Do you have anything to say about the substance of the revelations? Or just want to interject irrelevant BS about her personal life?

The Hacker News crowd doesn't like to hear this, but it's definitely looking like the case as each day passes. If everything we know about domestic surveillance and PRISM is true, the path of least resistance would be to ratify their control. I can hear a lot of "so whats" in the audience, but this would be unprecedented. The United States would now be able to advance their control over the global internet with total impunity, and the results... are harrowing to imagine.
> The public is not presently pro-regulation and nobody really knows what form the regulations should take.
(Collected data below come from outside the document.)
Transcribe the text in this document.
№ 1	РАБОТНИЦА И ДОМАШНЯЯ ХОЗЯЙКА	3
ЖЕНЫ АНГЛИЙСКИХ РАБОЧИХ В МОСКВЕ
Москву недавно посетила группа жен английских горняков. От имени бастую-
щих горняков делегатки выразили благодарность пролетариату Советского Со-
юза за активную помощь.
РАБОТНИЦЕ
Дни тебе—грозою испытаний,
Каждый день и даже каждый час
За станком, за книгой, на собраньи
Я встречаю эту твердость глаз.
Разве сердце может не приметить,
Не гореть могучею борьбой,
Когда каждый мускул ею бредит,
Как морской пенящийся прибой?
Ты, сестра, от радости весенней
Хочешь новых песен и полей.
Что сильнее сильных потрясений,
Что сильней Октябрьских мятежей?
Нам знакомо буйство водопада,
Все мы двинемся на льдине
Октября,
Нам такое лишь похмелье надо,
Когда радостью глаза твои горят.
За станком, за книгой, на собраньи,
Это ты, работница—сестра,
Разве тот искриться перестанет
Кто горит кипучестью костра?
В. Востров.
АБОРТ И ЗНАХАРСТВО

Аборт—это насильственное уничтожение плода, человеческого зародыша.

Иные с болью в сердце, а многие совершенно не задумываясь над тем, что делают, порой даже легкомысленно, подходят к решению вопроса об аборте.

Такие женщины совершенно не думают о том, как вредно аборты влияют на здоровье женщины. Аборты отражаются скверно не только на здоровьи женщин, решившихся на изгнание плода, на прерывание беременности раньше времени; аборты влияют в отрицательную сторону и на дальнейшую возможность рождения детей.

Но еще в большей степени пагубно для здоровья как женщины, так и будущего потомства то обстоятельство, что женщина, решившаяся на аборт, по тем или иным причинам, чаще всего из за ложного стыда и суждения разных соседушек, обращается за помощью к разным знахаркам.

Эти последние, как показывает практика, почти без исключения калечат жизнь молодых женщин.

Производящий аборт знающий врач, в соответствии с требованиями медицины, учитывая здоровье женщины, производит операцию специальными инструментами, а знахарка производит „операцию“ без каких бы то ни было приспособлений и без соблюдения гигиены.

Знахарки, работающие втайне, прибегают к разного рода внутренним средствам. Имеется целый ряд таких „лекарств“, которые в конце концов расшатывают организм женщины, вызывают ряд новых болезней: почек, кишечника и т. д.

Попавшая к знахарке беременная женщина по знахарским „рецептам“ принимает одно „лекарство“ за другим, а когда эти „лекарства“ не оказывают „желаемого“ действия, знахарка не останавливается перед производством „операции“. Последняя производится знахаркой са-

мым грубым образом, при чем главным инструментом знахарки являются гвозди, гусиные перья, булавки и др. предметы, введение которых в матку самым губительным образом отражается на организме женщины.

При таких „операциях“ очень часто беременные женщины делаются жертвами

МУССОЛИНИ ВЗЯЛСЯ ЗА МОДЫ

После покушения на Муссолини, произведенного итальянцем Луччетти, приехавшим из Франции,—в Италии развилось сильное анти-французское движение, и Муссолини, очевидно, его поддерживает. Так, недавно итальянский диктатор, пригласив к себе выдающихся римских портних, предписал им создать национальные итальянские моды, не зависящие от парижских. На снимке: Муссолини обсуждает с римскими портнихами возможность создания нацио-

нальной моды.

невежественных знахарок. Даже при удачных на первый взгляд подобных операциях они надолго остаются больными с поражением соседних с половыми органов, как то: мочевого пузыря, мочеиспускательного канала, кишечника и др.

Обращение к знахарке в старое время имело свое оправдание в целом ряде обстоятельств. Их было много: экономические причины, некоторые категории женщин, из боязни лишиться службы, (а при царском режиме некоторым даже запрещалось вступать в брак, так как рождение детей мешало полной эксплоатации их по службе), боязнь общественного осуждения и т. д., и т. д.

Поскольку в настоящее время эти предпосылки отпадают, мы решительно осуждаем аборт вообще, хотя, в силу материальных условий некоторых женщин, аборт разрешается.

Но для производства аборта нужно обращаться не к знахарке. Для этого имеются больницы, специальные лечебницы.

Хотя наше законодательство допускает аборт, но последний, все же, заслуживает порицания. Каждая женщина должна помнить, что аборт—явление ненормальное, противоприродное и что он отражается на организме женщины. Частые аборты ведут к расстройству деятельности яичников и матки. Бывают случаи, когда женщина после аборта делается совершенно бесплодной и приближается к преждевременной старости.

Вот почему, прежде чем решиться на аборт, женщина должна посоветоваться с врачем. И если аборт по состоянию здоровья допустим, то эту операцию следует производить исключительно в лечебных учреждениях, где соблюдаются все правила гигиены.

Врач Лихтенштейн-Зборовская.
A majority of Americans support regulation of big tech https://www.pewresearch.org/fact-tank/2021/07/20/56-of-ameri...

Sure, but within that majority, they support vastly different concepts of regulation.

It's like asking "do you think the government should do something about abortion?" Banning it and enshrining it as a right are both "doing something", but the two groups are unlikely to see themselves as agreeing with each other.

> The public is not presently pro-regulation

I guess that this is true for the USA. But Facebook is a global company and other countries may be more regulation friendly.

> because it hurts smaller competitors more than it hurts them

Is this always true? I always thought that these companies do want to fix themselves but fixing yourself when your competition won't means that you lose. Regulation helps force everyone to fix themselves.

Regulatory capture and barriers to market entry. See, for comparison, Intuit. https://www.propublica.org/article/inside-turbotax-20-year-f...
I'm aware. I'm asking if this is always the case.
It’s laughable for Facebook to point at Congress now and say it’s their fault for not acting, when they know darn well that if there’s one thing Congress is incapable of doing, it’s “acting.”
This seems to be a case of tech monopolies usurping power from the traditional power brokers who are now pushing back demanding to be put in charge again.